1. FEELING ENTITLED ISN’T ALWAYS A BAD THING
Yes, “entitled” is often used as a petty jab aimed at people we think are spoiled. But what if we put a positive twist on it?
Youngkin brings up an essay at the end of Mindy Kaling’s autobiography Why Not Me? in which Kaling argues that entitlement is simply being confident in your worth.
Kaling says “Confidence is just entitlement. Entitlement has gotten a bad rap because it’s used almost exclusively for the useless children of the rich, reality TV stars, and Conrad Hilton Jr., who gets kicked off an airplane for smoking pot in the lavatory and calling people peasants or whatever. But entitlement in and of itself isn’t so bad. Entitlement is simply the belief that you deserve something. Which is great.”
Too often we are undermining our capabilities when going out for a promotion or trying to move up in a job. We tell ourselves:
‘Am I doing this right?
Am I enough?
Do I even deserve to be here?’
And sometimes (maybe even most of the time) you’re going to have to answer those questions yourself.
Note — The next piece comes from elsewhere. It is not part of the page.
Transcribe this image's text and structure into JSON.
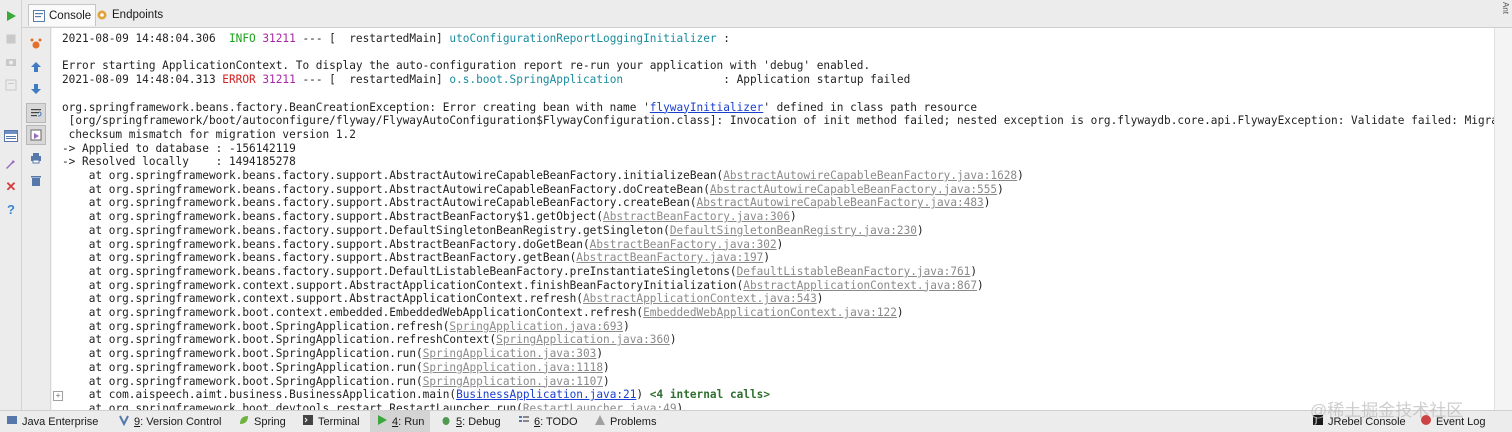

Yes, you are doing this right. You are enough. And of course you deserve to be here. And if that warrants you entitled, then know that it’s nothing short of a compliment.
2. ALL RELATIONSHIPS TAKE EFFORT AND TIME
The importance of fostering professional relationships isn’t news. We all know that networking can be the key to landing a dream job. But Youngkin reminds us that we shouldn’t just rely on coincidental run-ins or good luck. Maintaining relationships should become integrated into your daily work schedule.
“I think everyone has to acknowledge that it takes time — whether it’s a romantic relationship, a friendship, a relationship with a mentor,” Yougkin says. “All relationships take effort and time and you just have to commit yourself to knowing that your professional network is important and worthy of as much time and attention as you can give it. And when you find someone you want to build a relationship with, just show up. That’s really it. Keep following up, keep showing up, and create opportunities to see this person.”
3. MENTORSHIPS ARE NOT ONE SIDED
No one is willing to give away their life secrets for free. While mentors are often perceived as an older, more experienced colleague leading their mentee’s way to the treasure chest at the end of the rainbow, it’s important to remember that it’s just like any relationship.
“You have to realize that it’s not just a one-sided thing,” Youngkin says. “It’s not just your mentor telling you step-by-step what to do or picking up after you or staying on top of what you’re doing and giving advice. You really have to bring something to the relationship. It goes both ways — my best mentor relationships are ones where we both end up helping each other.”
It is obviously no easy task to overcome inequality in the workplace. But along with encouraging companies to be more inclusive, The Brave Millennial most importantly urges you to talk it out, revel in shared experiences, and continue hurdling obstacles — side by side.